Wild Beasts have always been ahead of the curve, but there comes a time in every one of their ilk’s lifetime where they either make that jump to greatness or spend the rest of their career languishing in the lower rungs of festival bills.
Boy King very much seems like the former for the Kendal gang, an album that delivers incredibly satisfying indie tracks while pushing the envelope both musically and lyrically. As somewhat expected from an album with this title, there’s a tongue-in-cheek takedown of the indie-lad swaggering but – more of a surprise – deliciously pointed jibes at gender-normative roles.
The irony drips from the track names alone: Big Cat, Tough Guy, and Alpha Female are the opening trilogy of covert emasculation. Sure it’s pretty unsubtle, but it’s quite refreshing to hear an act like this relish lines like “now I’m all fucked up and I can’t stand up, so I better suck it up like a tough guy would”, or “won’t be your housecat, are you ok with that?/ It takes a lot of love baby, to love a big cat, are you ok with that?” – like last year’s ubiquitous Tame Impala jam, there are huge and delightful swipes at the modern male ego.
Of course, the greater irony here is that it’ll probably be lost on an indie market that largely consists of the same trolls who cry over a Ghostbusters remake. For them – and us – it’s a solid blessing that Wild Beasts keep their musicianship neck-and-neck with their social commentary, delivering their catchiest work to date on songs like Get My Bang and Ponytail, with squelchy brass and electronic wizardry the perfect backing to their indie melodies.

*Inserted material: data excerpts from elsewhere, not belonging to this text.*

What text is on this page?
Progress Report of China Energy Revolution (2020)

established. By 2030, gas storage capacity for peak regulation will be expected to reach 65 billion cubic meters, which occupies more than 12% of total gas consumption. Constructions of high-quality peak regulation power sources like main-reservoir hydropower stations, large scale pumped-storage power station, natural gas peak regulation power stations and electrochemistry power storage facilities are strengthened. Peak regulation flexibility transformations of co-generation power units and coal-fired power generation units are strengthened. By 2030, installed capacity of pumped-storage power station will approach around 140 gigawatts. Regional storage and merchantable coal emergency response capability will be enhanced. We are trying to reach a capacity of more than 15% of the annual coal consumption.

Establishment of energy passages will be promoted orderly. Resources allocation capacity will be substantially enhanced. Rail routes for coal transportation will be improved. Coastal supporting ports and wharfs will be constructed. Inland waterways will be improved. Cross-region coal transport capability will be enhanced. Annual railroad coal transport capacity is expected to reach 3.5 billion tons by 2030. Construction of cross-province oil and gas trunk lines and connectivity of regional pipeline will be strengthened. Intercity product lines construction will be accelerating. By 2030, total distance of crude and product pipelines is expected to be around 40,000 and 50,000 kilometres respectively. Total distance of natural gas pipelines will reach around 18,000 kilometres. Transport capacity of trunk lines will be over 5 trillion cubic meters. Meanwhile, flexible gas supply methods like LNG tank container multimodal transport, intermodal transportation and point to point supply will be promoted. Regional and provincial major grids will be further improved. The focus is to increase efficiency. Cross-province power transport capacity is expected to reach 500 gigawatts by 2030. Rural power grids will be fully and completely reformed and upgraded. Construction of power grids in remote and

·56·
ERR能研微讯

Boy King was always going to be an interesting listen, but even staunch fans of Wild Beasts could never have predicted this. There’ll be a corner of snobbery that’ll dismiss it as just another indie album, but it feels like a catapult to crossover greatness – huge tunes, inventive production and, for the first time in ages, a band with something pretty damn relevant to say. The King is dead… well, you know the rest.